Наконец-то я в Схипхоле, снова… Повеяло чем-то родным и возникло ощущение «дежавю» — это уже было, было… Где же он?

Абель налетел как шторм, глаза в глаза — и мы без слов сжали друг друга в объятиях, не в силах оторваться.
— Какие чудные цветы!, — сказала я, а про себя подумала «Какие чудные глаза».
— Как я соскучился, darling!
Держась за руки, мы понеслись в бар пить кофе.
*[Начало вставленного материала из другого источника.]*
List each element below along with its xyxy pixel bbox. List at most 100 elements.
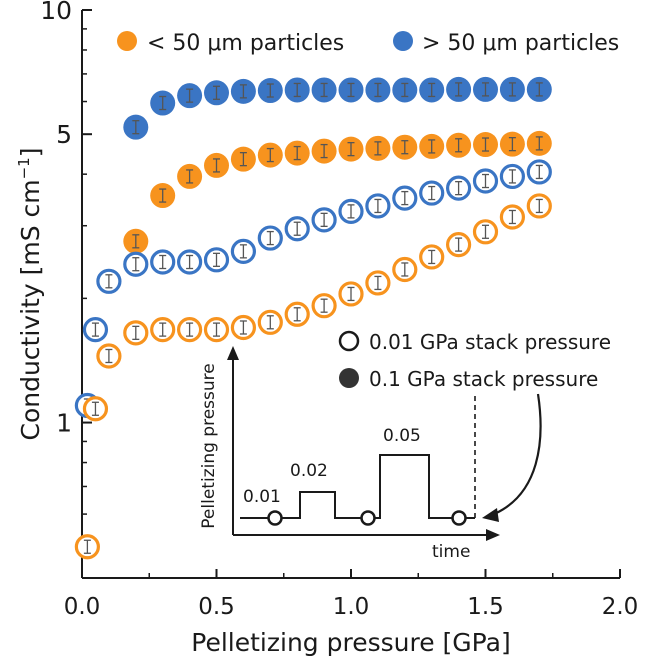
data-point <box>472 168 499 194</box>
data-point <box>82 396 109 422</box>
x-tick-label: 0.5 <box>198 594 235 620</box>
data-point <box>311 77 337 103</box>
data-point <box>284 216 310 242</box>
data-point <box>526 159 552 185</box>
data-point <box>257 225 283 251</box>
y-axis-label-end: ] <box>16 148 45 158</box>
data-point <box>419 133 445 159</box>
inset-x-label: time <box>432 542 470 562</box>
inset-schematic: 0.01 0.02 0.05 Pelletizing pressure time <box>199 346 542 562</box>
data-point <box>446 175 472 201</box>
data-point <box>526 193 552 219</box>
data-point <box>150 183 176 209</box>
data-point <box>338 281 364 307</box>
data-point <box>257 78 283 104</box>
data-point <box>338 136 364 162</box>
data-point <box>74 534 100 560</box>
inset-step-marker-3 <box>451 510 467 526</box>
data-point <box>419 180 445 206</box>
data-point <box>96 268 122 294</box>
x-axis-label: Pelletizing pressure [GPa] <box>191 628 510 657</box>
legend-open-marker <box>338 330 360 352</box>
data-point <box>311 293 337 319</box>
inset-y-arrow <box>227 346 239 360</box>
y-tick-label: 5 <box>56 120 72 149</box>
data-point <box>472 219 499 245</box>
inset-step-label-3: 0.05 <box>383 426 421 446</box>
data-point <box>150 249 176 275</box>
data-point <box>123 251 149 277</box>
data-point <box>82 317 109 343</box>
data-point <box>123 114 149 140</box>
data-point <box>204 152 229 178</box>
legend-filled-label: 0.1 GPa stack pressure <box>369 367 598 391</box>
data-point <box>257 142 283 168</box>
data-point <box>177 249 203 275</box>
legend-particle-size: < 50 μm particles > 50 μm particles <box>117 31 619 56</box>
minor-ticks <box>82 28 554 578</box>
data-point <box>526 130 552 156</box>
data-point <box>499 163 526 190</box>
data-point <box>338 77 364 103</box>
data-point <box>177 83 203 109</box>
data-point <box>284 140 310 166</box>
y-tick-label: 10 <box>40 0 72 25</box>
data-point <box>338 198 364 224</box>
data-point <box>177 317 203 343</box>
data-point <box>365 135 391 161</box>
data-point <box>473 132 498 158</box>
inset-step-marker-2 <box>360 510 376 526</box>
legend-stack-pressure: 0.01 GPa stack pressure 0.1 GPa stack pr… <box>338 330 611 391</box>
inset-pointer-arrowhead <box>482 508 499 522</box>
data-point <box>392 185 418 211</box>
data-point <box>257 309 283 335</box>
data-point <box>203 247 230 273</box>
data-point <box>284 77 310 103</box>
data-point <box>365 77 391 103</box>
data-point <box>150 90 176 116</box>
data-point <box>204 80 229 106</box>
legend-open-label: 0.01 GPa stack pressure <box>369 330 611 354</box>
data-point <box>365 270 391 296</box>
x-ticks: 0.0 0.5 1.0 1.5 2.0 <box>64 569 639 620</box>
data-point <box>230 78 256 104</box>
data-point <box>446 132 472 158</box>
data-point <box>203 317 230 343</box>
legend-large-label: > 50 μm particles <box>422 31 619 56</box>
data-point <box>177 163 203 189</box>
inset-pressure-profile <box>240 454 475 519</box>
inset-x-arrow <box>486 529 500 541</box>
data-point <box>96 343 122 369</box>
x-tick-label: 0.0 <box>64 594 101 620</box>
data-point <box>230 146 256 172</box>
data-point <box>499 76 525 102</box>
data-point <box>419 77 445 103</box>
data-point <box>499 204 526 230</box>
data-point <box>446 76 472 102</box>
x-tick-label: 1.0 <box>333 594 370 620</box>
data-point <box>311 207 337 233</box>
data-point <box>392 134 418 160</box>
data-point <box>499 131 525 157</box>
legend-large-marker <box>393 31 413 51</box>
data-point <box>150 317 176 343</box>
data-point <box>526 76 552 102</box>
data-point <box>230 238 256 264</box>
y-axis-label: Conductivity [mS cm−1] <box>15 148 45 441</box>
inset-pointer-arrow <box>491 393 542 517</box>
inset-y-label: Pelletizing pressure <box>199 363 219 528</box>
data-point <box>123 228 149 254</box>
data-point <box>446 231 472 258</box>
x-tick-label: 1.5 <box>467 594 504 620</box>
x-tick-label: 2.0 <box>602 594 639 620</box>
y-axis-label-main: Conductivity [mS cm <box>16 179 45 440</box>
y-tick-label: 1 <box>56 409 72 438</box>
inset-step-label-1: 0.01 <box>243 487 281 507</box>
legend-small-label: < 50 μm particles <box>147 31 344 56</box>
inset-step-marker-1 <box>267 510 283 526</box>
legend-filled-marker <box>339 368 359 388</box>
data-point <box>284 301 310 327</box>
y-axis-label-sup: −1 <box>15 157 33 179</box>
data-point <box>365 193 391 219</box>
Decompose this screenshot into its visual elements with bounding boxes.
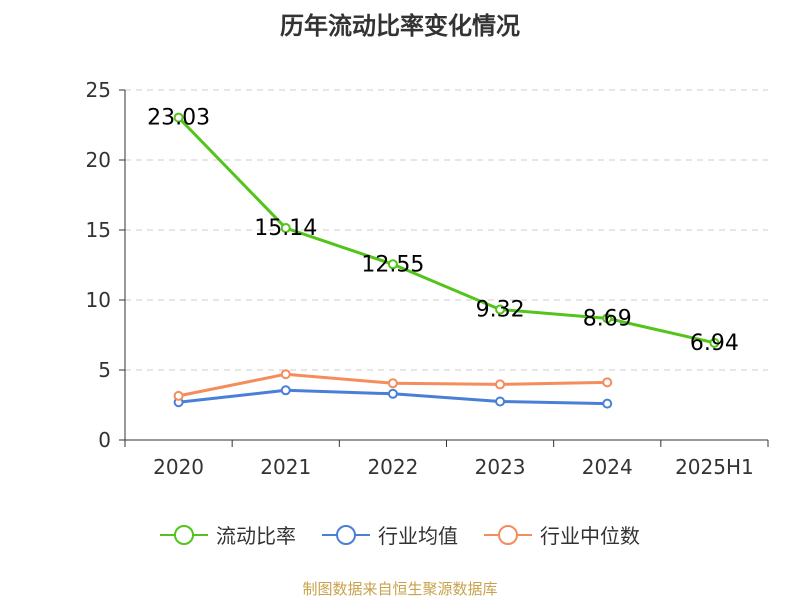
data-point <box>280 369 291 380</box>
data-point <box>495 379 506 390</box>
x-tick-label: 2024 <box>582 455 633 479</box>
series-line <box>177 116 715 345</box>
axes: 0 5 10 15 20 25 2020 2021 2022 2023 2024 2025H1 <box>86 78 769 479</box>
legend-item-current-ratio[interactable]: 流动比率 <box>160 520 296 549</box>
data-point <box>602 398 613 409</box>
x-tick-label: 2020 <box>153 455 204 479</box>
chart-title: 历年流动比率变化情况 <box>280 12 520 40</box>
data-point <box>602 377 613 388</box>
data-point <box>709 337 720 348</box>
data-label: 9.32 <box>476 298 525 323</box>
legend-item-industry-average[interactable]: 行业均值 <box>322 520 458 549</box>
data-label: 8.69 <box>583 306 632 331</box>
x-tick-label: 2022 <box>367 455 418 479</box>
data-point <box>173 112 184 123</box>
legend: 流动比率 行业均值 行业中位数 <box>0 520 800 549</box>
data-point <box>280 385 291 396</box>
data-label: 15.14 <box>254 216 317 241</box>
data-point <box>173 390 184 401</box>
data-point <box>602 313 613 324</box>
data-point <box>495 304 506 315</box>
legend-marker-icon <box>322 524 370 545</box>
legend-marker-icon <box>160 524 208 545</box>
grid-lines <box>125 89 768 371</box>
data-point <box>387 259 398 270</box>
data-label: 6.94 <box>690 331 739 356</box>
y-tick-label: 20 <box>86 148 111 172</box>
data-point <box>280 223 291 234</box>
data-label: 12.55 <box>361 252 424 277</box>
series-lines <box>173 112 720 409</box>
x-tick-label: 2023 <box>475 455 526 479</box>
y-tick-label: 15 <box>86 218 111 242</box>
data-point <box>495 396 506 407</box>
legend-item-industry-median[interactable]: 行业中位数 <box>484 520 640 549</box>
data-labels: 23.03 15.14 12.55 9.32 8.69 6.94 <box>147 106 739 356</box>
y-tick-label: 10 <box>86 288 111 312</box>
data-point <box>387 378 398 389</box>
legend-label: 行业中位数 <box>540 524 640 548</box>
x-tick-label: 2025H1 <box>675 455 754 479</box>
y-tick-label: 0 <box>98 428 111 452</box>
data-label: 23.03 <box>147 106 210 131</box>
legend-label: 行业均值 <box>378 524 458 548</box>
legend-label: 流动比率 <box>216 524 296 548</box>
y-tick-label: 5 <box>98 358 111 382</box>
y-tick-label: 25 <box>86 78 111 102</box>
legend-marker-icon <box>484 524 532 545</box>
data-point <box>387 388 398 399</box>
source-note: 制图数据来自恒生聚源数据库 <box>302 580 498 598</box>
x-tick-label: 2021 <box>260 455 311 479</box>
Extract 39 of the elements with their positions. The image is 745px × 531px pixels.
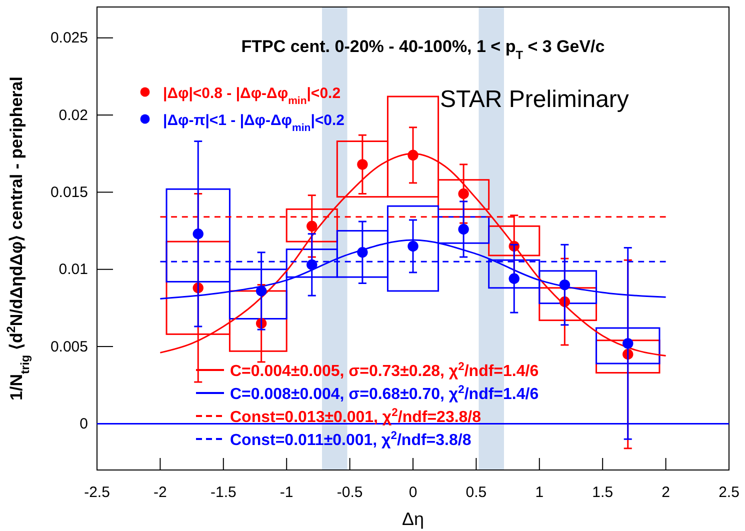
x-tick-label: 0.5: [466, 484, 487, 501]
y-tick-label: 0: [80, 416, 88, 432]
x-tick-label: 1.5: [592, 484, 614, 501]
point: [508, 273, 520, 284]
legend-label: |Δφ-π|<1 - |Δφ-Δφ$_{min}$|<0.2: [163, 112, 345, 134]
x-tick-label: -1.5: [210, 484, 236, 501]
point: [408, 240, 418, 252]
point: [559, 279, 570, 290]
y-tick-label: 0.025: [50, 30, 88, 47]
point: [458, 188, 469, 200]
legend-label: Const=0.013±0.001, χ$^{2}$/ndf=23.8/8: [230, 407, 482, 426]
point: [306, 259, 318, 270]
y-tick-label: 0.005: [50, 338, 88, 356]
point: [408, 150, 418, 160]
point: [306, 220, 318, 232]
x-tick-label: -2: [154, 484, 167, 501]
x-tick-label: 2.5: [718, 484, 740, 501]
annotation: STAR Preliminary: [440, 86, 629, 113]
legend-label: |Δφ|<0.8 - |Δφ-Δφ$_{min}$|<0.2: [163, 85, 341, 107]
legend-label: C=0.004±0.005, σ=0.73±0.28, χ$^{2}$/ndf=1.4/6: [230, 361, 539, 380]
y-tick-label: 0.015: [50, 184, 88, 201]
x-axis-title: Δη: [402, 509, 424, 529]
point: [622, 338, 634, 349]
point: [357, 247, 368, 258]
y-tick-label: 0.01: [58, 261, 88, 278]
x-tick-label: -2.5: [84, 484, 110, 501]
y-tick-label: 0.02: [58, 106, 88, 124]
point: [256, 286, 267, 296]
legend-label: Const=0.011±0.001, χ$^{2}$/ndf=3.8/8: [230, 430, 472, 449]
x-tick-label: -0.5: [336, 484, 363, 501]
x-tick-label: -1: [280, 484, 294, 501]
point: [357, 159, 368, 170]
legend-label: C=0.008±0.004, σ=0.68±0.70, χ$^{2}$/ndf=1.4/6: [230, 384, 539, 403]
x-tick-label: 2: [662, 484, 670, 501]
text: FTPC cent. 0-20% - 40-100%, 1 < p$_{T}$ < 3 GeV/c: [241, 37, 605, 62]
x-tick-label: 1: [535, 484, 544, 501]
x-tick-label: 0: [408, 484, 418, 501]
point: [458, 224, 469, 235]
point: [192, 228, 204, 240]
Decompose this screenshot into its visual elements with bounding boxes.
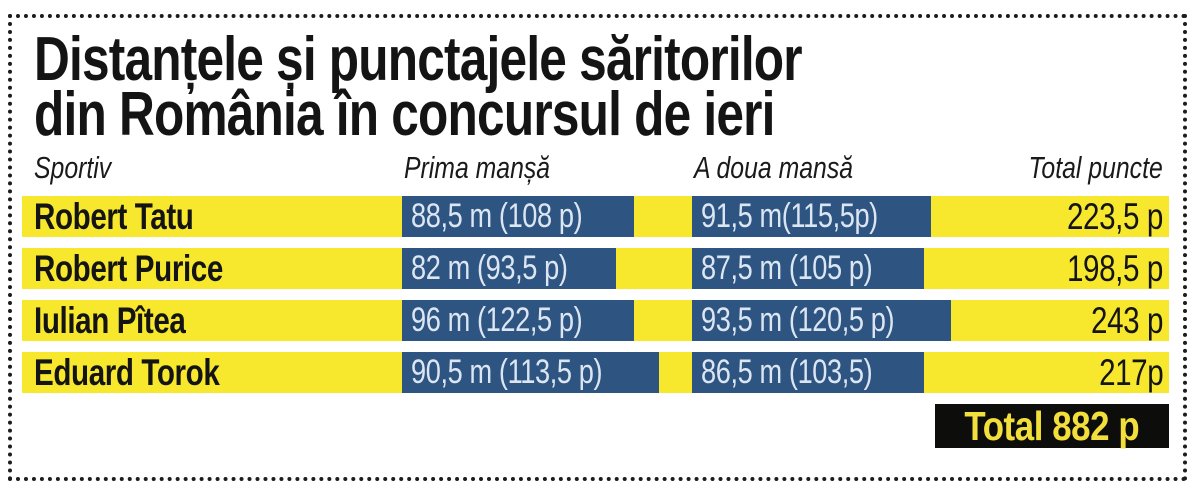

Как долго я его не видала! Я залюбовалась… Все, за что бы он ни взялся, выглядело неизменно элегантно — уверенные, пластичные движения, прямой взгляд. Чисто выбрит, но виски отросли и нелепо торчат, рубашка неглаженая… да еще этот химический запах от одежды, запертой в непроветриваемом шкафу — запах одинокого мужчины. Неухоженный вид при его педантичной аккуратности уколол сердце. Новая складка на лбу. Порой мне казалось, что я вижу этого мужчину впервые, а в целом это мой, довольно узнаваемый муж. Вне аэропорта стояла ночь, и у нее был запах другого, но тоже моего мира. Мой мужчина был его частью, и мне было уютно и спокойно в нем.

Когда мы съехали на хайвэй, трескотня наших разговоров улеглась. Уверенные большие руки так умело управляют машиной, я всегда любила это ощущение надежности, которому хотелось доверять, к тому же это так сексуально. Было уже поздно. Я на минуту расслабилась, закрыв глаза и мои мысли унеслись куда-то в прошлое.

Так уже было, было тогда, в декабре 99-го. Мы со Славой вернулись в Голландию, прихватив с собой 40 килограммов скарба, но кота Марсика оставили, как будто он был причиной того, что у нас не получалось ужиться. Сын ни в какую не хотел ехать без своего кота, но я приложила все силы, чтоб убедить его, приведя убийственный аргумент, «А ты не боишься, что он не переживет тяжелой дороги еще раз?» С обреченным видом, Славка только хлюпал носом — ничего не поделаешь..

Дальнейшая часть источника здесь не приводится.